Several experts have already established that diversity is a necessary part of school excellence. Unfortunately, Hood troubles himself with using only one criterion, Charlotte-Mecklenburg’s rise in test scores for economically disadvantaged students, to supposedly demonstrate why Wake’s school board made the correct decision in dismantling its diversity policy with nothing to replace it.
CMS’s success should not be understated. It is fantastic that some economically disadvantaged students have been doing better on tests. The students deserve all of the credit for striving to be excellent. These students probably know that their success cannot be attributed solely to “neighborhood schools,” if at all. In fact, they probably understand that there are several issues that led to their increased scores. To put it simply, unlike Hood, they would not oversimplify.
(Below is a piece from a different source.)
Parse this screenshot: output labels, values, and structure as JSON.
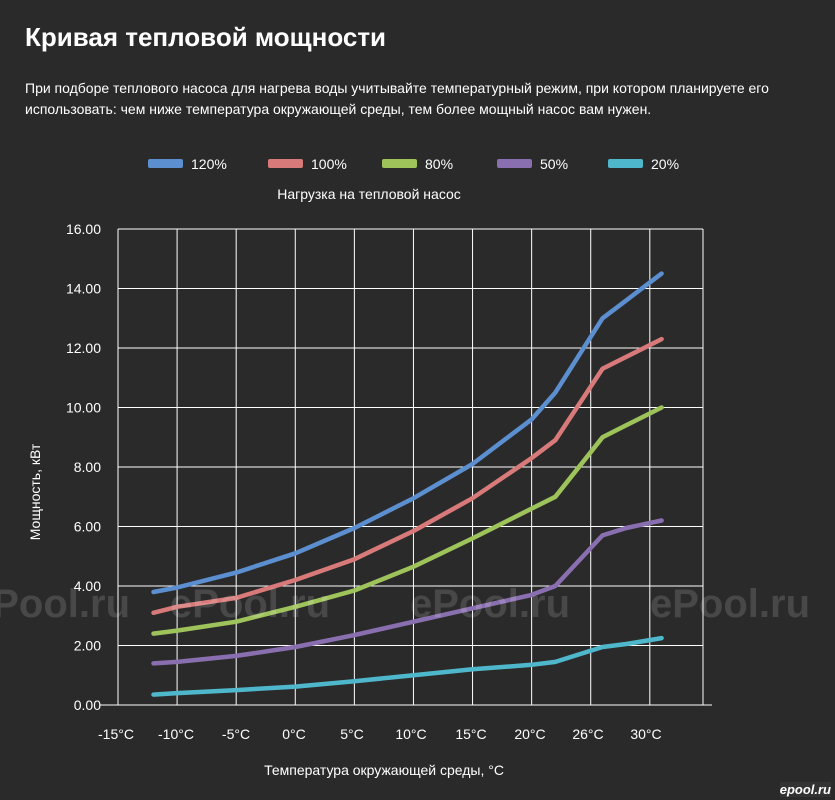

Perhaps they would be able to point to the fact that CMS puts a lot of extra money into early childhood education. Hood did not address that point. Maybe they understand the hypocrisy of decrying what Hood describes as “language and tactics of the civil rights movement” while using the segregationist term “forced busing.” It is possible that they recognize that just because John Hood says there is not a legal argument against the change in policy does not mean that there are not several legal arguments. Maybe they would say that research should be done to see why the scores have increased.
While I am sure that the students in CMS have a friendly competition with Wake County, they probably do not strike the almost celebratory tone Hood seems to favor when discussing the CMS scores as compared to Wake. They probably do not wish any educational harm to students who look like, live like and suffer through poverty like they do. It may be likely that CMS students would look for solutions before looking to claim a victor in the diversity/school excellence debate.
To be sure, Wake County’s system has work to do to become truly excellent. There was work to be done before the distraction of the false “forced busing” issue was concocted. There was also an awful lot to be proud of such as the fact that Newsweek ranked all of Wake County’s high schools among the top 6% of public high schools in the country.
Ultimately, one would hope that the students in both districts would say that we should rely upon solid, comprehensive research to find out how all North Carolina schools can improve instead of falling back on the lame ideological attacks on “liberals” or manufacturing a contrived competition between school systems.